A study from Denmark published in 2008 showed an association between prenatal and (to a lesser extent) postnatal exposure to cell phones and behavioral problems in children aged 7 years.  The percentage of children with related behavioral problems, though, was small.

And now a recently released study in Spain showed only small differences in the neurodevelopment scores of children exposed to cell phones while still in the womb. The babies exposed to cell phones had higher mental development scores and lower psychomotor development scores (muscular activity associated with mental thought).  The conclusion of this study is that there is not much evidence that a pregnant woman using her cell phone will have a negative effect on the early nervous system development of her baby.
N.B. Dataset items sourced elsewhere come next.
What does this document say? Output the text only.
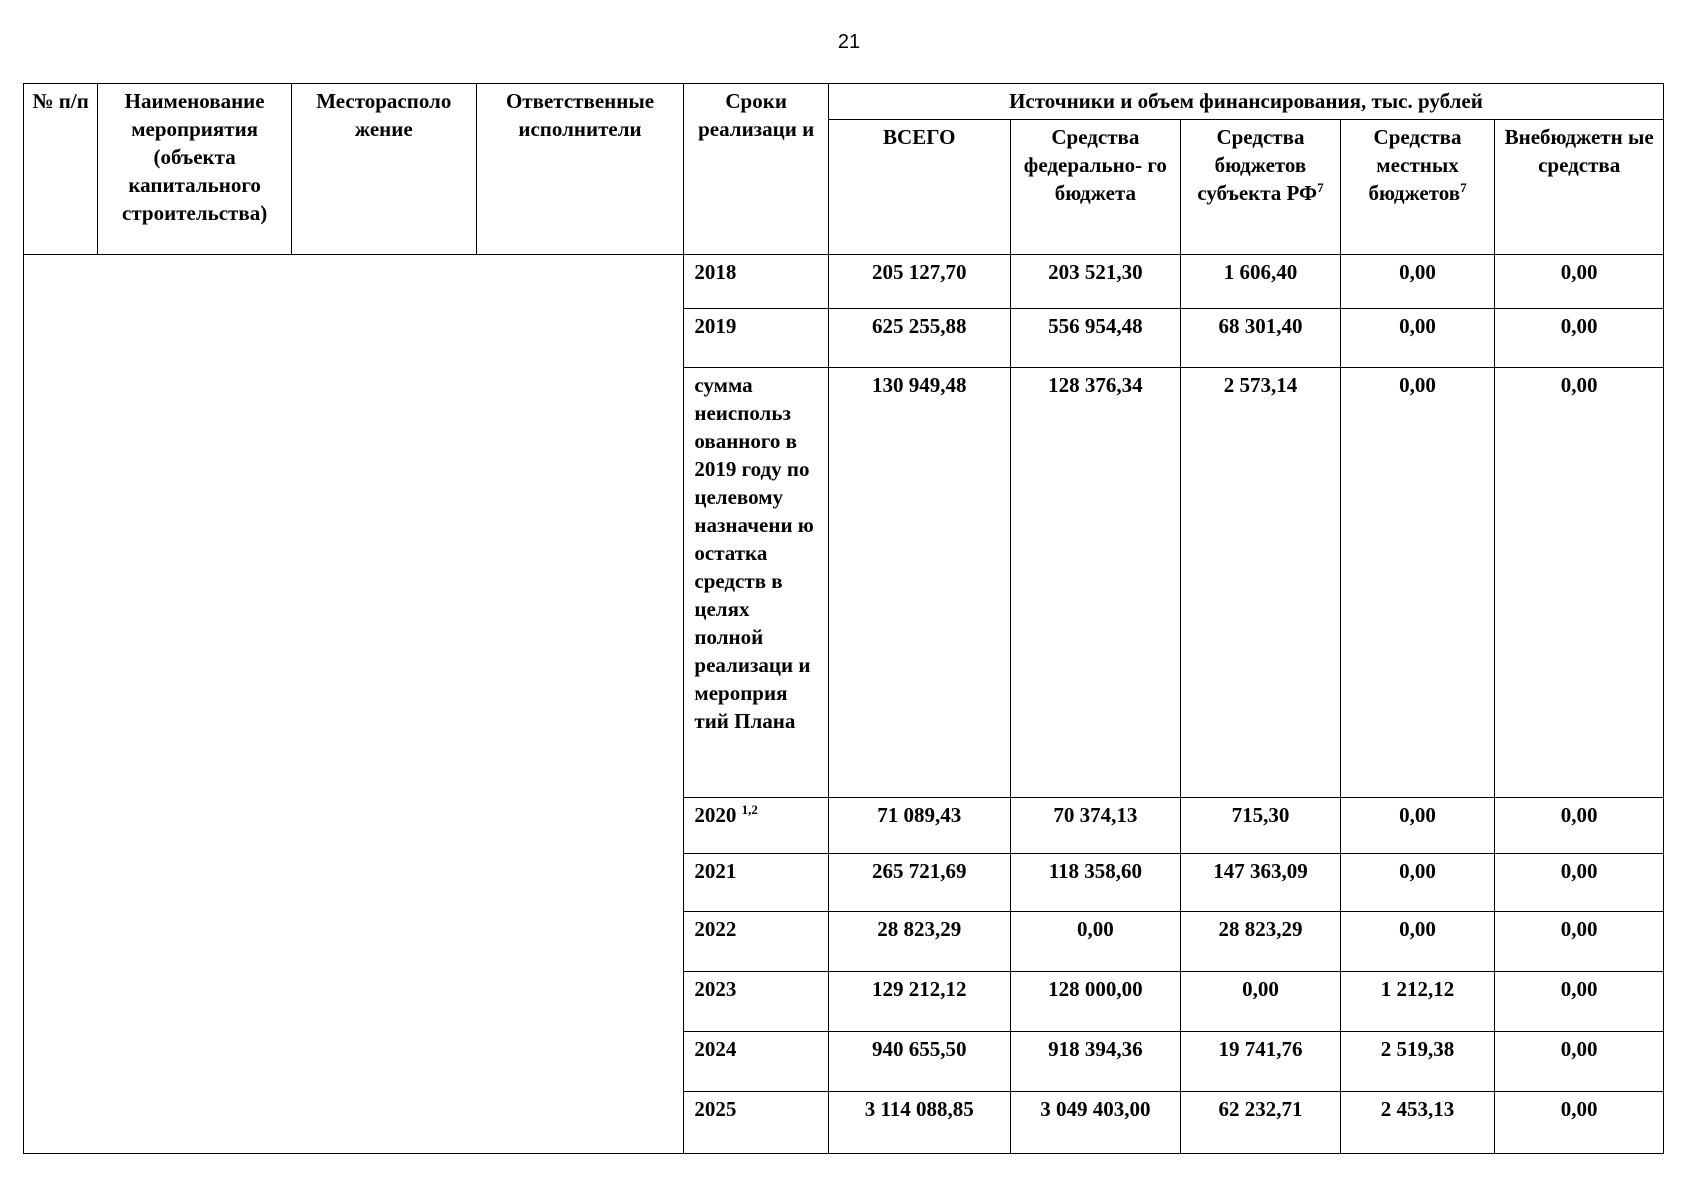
21
№ п/п	Наименование мероприятия (объекта капитального строительства)	Месторасполо жение	Ответственные исполнители	Сроки реализаци и	Источники и объем финансирования, тыс. рублей				
					ВСЕГО	Средства федерально- го бюджета	Средства бюджетов субъекта $РФ^7$	Средства местных бюджетов$^7$	Внебюджетн ые средства
				2018	205 127,70	203 521,30	1 606,40	0,00	0,00
				2019	625 255,88	556 954,48	68 301,40	0,00	0,00
				сумма неиспольз ованного в 2019 году по целевому назначени ю остатка средств в целях полной реализаци и мероприя тий Плана	130 949,48	128 376,34	2 573,14	0,00	0,00
				2020 $^{1,2}$	71 089,43	70 374,13	715,30	0,00	0,00
				2021	265 721,69	118 358,60	147 363,09	0,00	0,00
				2022	28 823,29	0,00	28 823,29	0,00	0,00
				2023	129 212,12	128 000,00	0,00	1 212,12	0,00
				2024	940 655,50	918 394,36	19 741,76	2 519,38	0,00
				2025	3 114 088,85	3 049 403,00	62 232,71	2 453,13	0,00
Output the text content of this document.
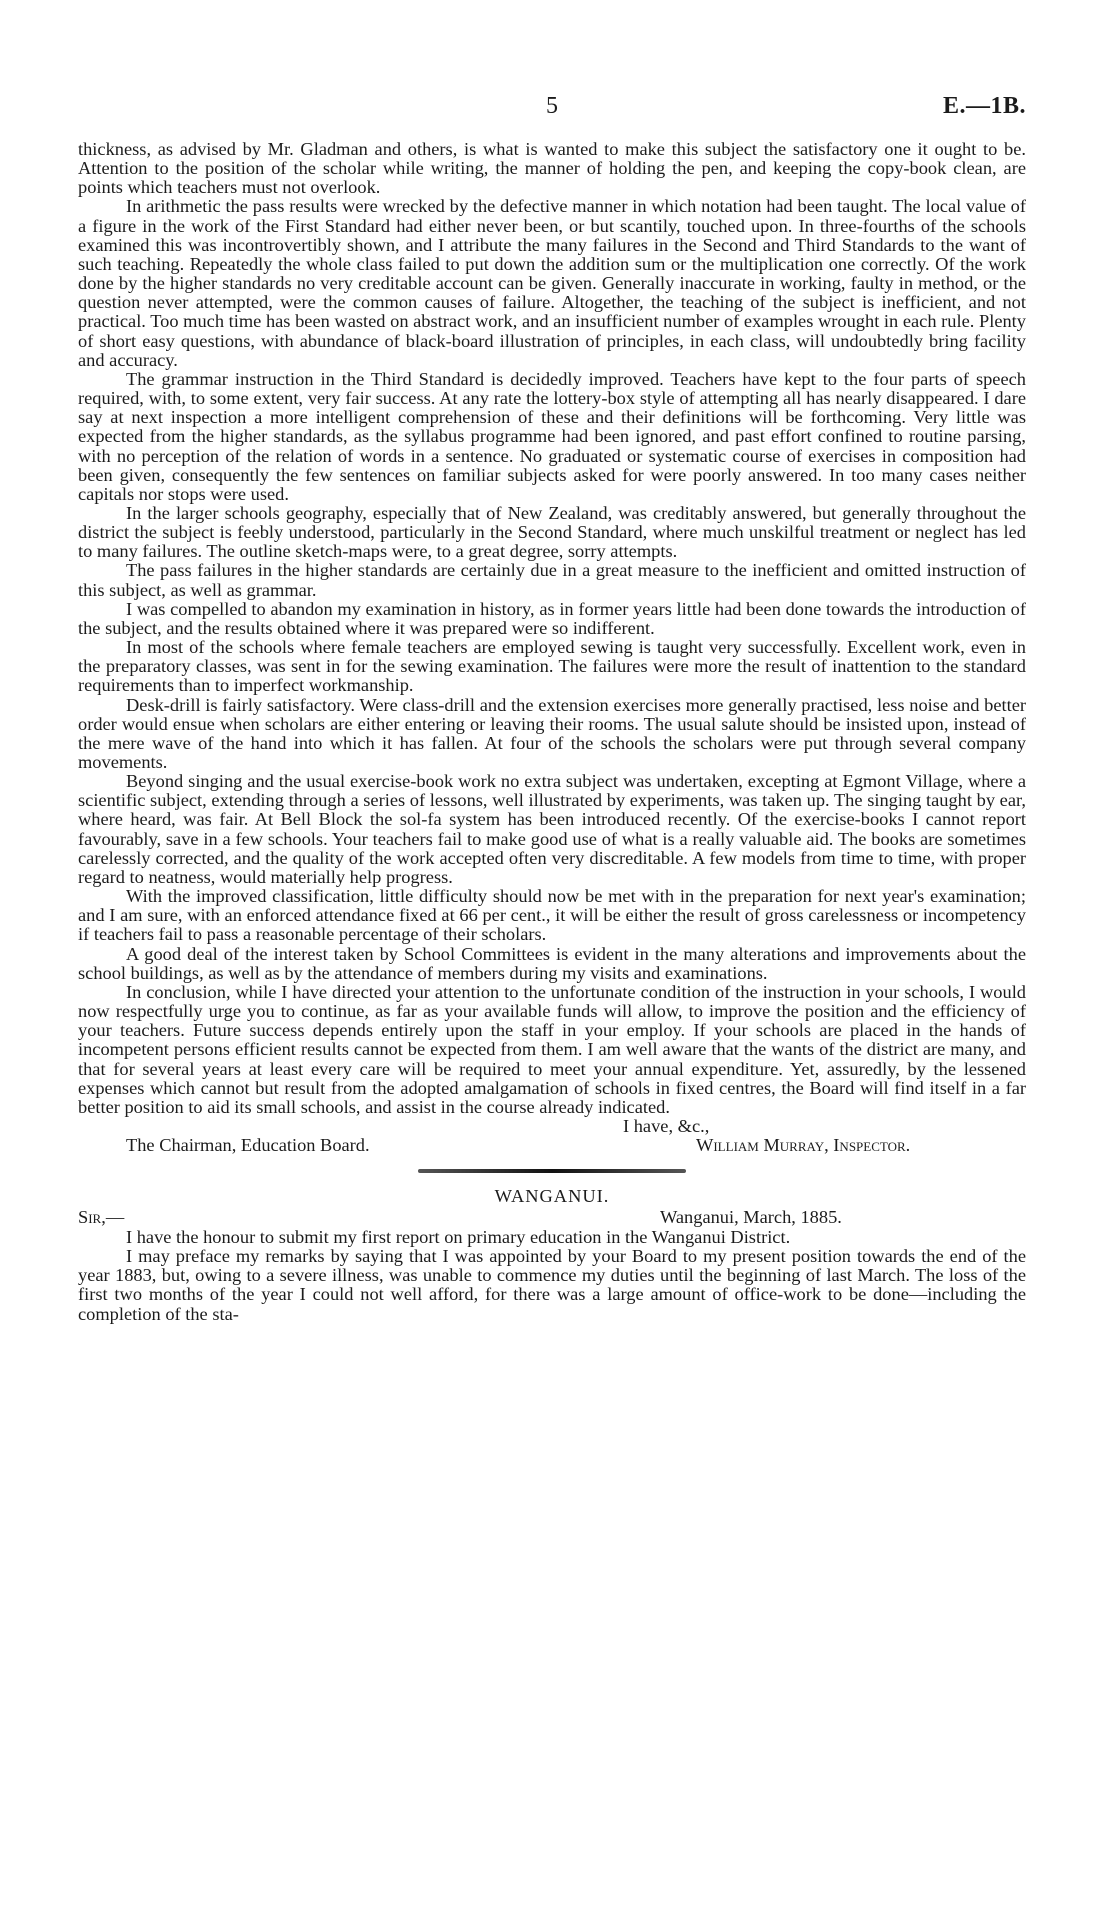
5	E.—1B.

thickness, as advised by Mr. Gladman and others, is what is wanted to make this subject the satisfactory one it ought to be. Attention to the position of the scholar while writing, the manner of holding the pen, and keeping the copy-book clean, are points which teachers must not overlook.

In arithmetic the pass results were wrecked by the defective manner in which notation had been taught. The local value of a figure in the work of the First Standard had either never been, or but scantily, touched upon. In three-fourths of the schools examined this was incontrovertibly shown, and I attribute the many failures in the Second and Third Standards to the want of such teaching. Repeatedly the whole class failed to put down the addition sum or the multiplication one correctly. Of the work done by the higher standards no very creditable account can be given. Generally inaccurate in working, faulty in method, or the question never attempted, were the common causes of failure. Altogether, the teaching of the subject is inefficient, and not practical. Too much time has been wasted on abstract work, and an insufficient number of examples wrought in each rule. Plenty of short easy questions, with abundance of black-board illustration of principles, in each class, will undoubtedly bring facility and accuracy.

The grammar instruction in the Third Standard is decidedly improved. Teachers have kept to the four parts of speech required, with, to some extent, very fair success. At any rate the lottery-box style of attempting all has nearly disappeared. I dare say at next inspection a more intelligent comprehension of these and their definitions will be forthcoming. Very little was expected from the higher standards, as the syllabus programme had been ignored, and past effort confined to routine parsing, with no perception of the relation of words in a sentence. No graduated or systematic course of exercises in composition had been given, consequently the few sentences on familiar subjects asked for were poorly answered. In too many cases neither capitals nor stops were used.

In the larger schools geography, especially that of New Zealand, was creditably answered, but generally throughout the district the subject is feebly understood, particularly in the Second Standard, where much unskilful treatment or neglect has led to many failures. The outline sketch-maps were, to a great degree, sorry attempts.

The pass failures in the higher standards are certainly due in a great measure to the inefficient and omitted instruction of this subject, as well as grammar.

I was compelled to abandon my examination in history, as in former years little had been done towards the introduction of the subject, and the results obtained where it was prepared were so indifferent.

In most of the schools where female teachers are employed sewing is taught very successfully. Excellent work, even in the preparatory classes, was sent in for the sewing examination. The failures were more the result of inattention to the standard requirements than to imperfect workmanship.

Desk-drill is fairly satisfactory. Were class-drill and the extension exercises more generally practised, less noise and better order would ensue when scholars are either entering or leaving their rooms. The usual salute should be insisted upon, instead of the mere wave of the hand into which it has fallen. At four of the schools the scholars were put through several company movements.

Beyond singing and the usual exercise-book work no extra subject was undertaken, excepting at Egmont Village, where a scientific subject, extending through a series of lessons, well illustrated by experiments, was taken up. The singing taught by ear, where heard, was fair. At Bell Block the sol-fa system has been introduced recently. Of the exercise-books I cannot report favourably, save in a few schools. Your teachers fail to make good use of what is a really valuable aid. The books are sometimes carelessly corrected, and the quality of the work accepted often very discreditable. A few models from time to time, with proper regard to neatness, would materially help progress.

With the improved classification, little difficulty should now be met with in the preparation for next year's examination; and I am sure, with an enforced attendance fixed at 66 per cent., it will be either the result of gross carelessness or incompetency if teachers fail to pass a reasonable percentage of their scholars.

A good deal of the interest taken by School Committees is evident in the many alterations and improvements about the school buildings, as well as by the attendance of members during my visits and examinations.

In conclusion, while I have directed your attention to the unfortunate condition of the instruction in your schools, I would now respectfully urge you to continue, as far as your available funds will allow, to improve the position and the efficiency of your teachers. Future success depends entirely upon the staff in your employ. If your schools are placed in the hands of incompetent persons efficient results cannot be expected from them. I am well aware that the wants of the district are many, and that for several years at least every care will be required to meet your annual expenditure. Yet, assuredly, by the lessened expenses which cannot but result from the adopted amalgamation of schools in fixed centres, the Board will find itself in a far better position to aid its small schools, and assist in the course already indicated.

I have, &c.,
The Chairman, Education Board.	William Murray, Inspector.
WANGANUI.
Sir,—	Wanganui, March, 1885.

I have the honour to submit my first report on primary education in the Wanganui District.

I may preface my remarks by saying that I was appointed by your Board to my present position towards the end of the year 1883, but, owing to a severe illness, was unable to commence my duties until the beginning of last March. The loss of the first two months of the year I could not well afford, for there was a large amount of office-work to be done—including the completion of the sta-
So, it remains unclear whether there is any adverse effect of prenatal exposure to cell phones on fetal development and children’s behavior. With the rapidly increasing use of cell phones in adults and even young children, it is important for additional studies to determine the possible effects of cell phone use. Studies need to examine the higher exposures received by the child’s brain compared with the adult brain; and the vulnerability of the developing central nervous system into the teen years.

In the meantime, pregnant women can limit their cell phone use and parents can limit their children’s cell phone use as well as avoid talking on a cell phone when a child is around until more studies can be done.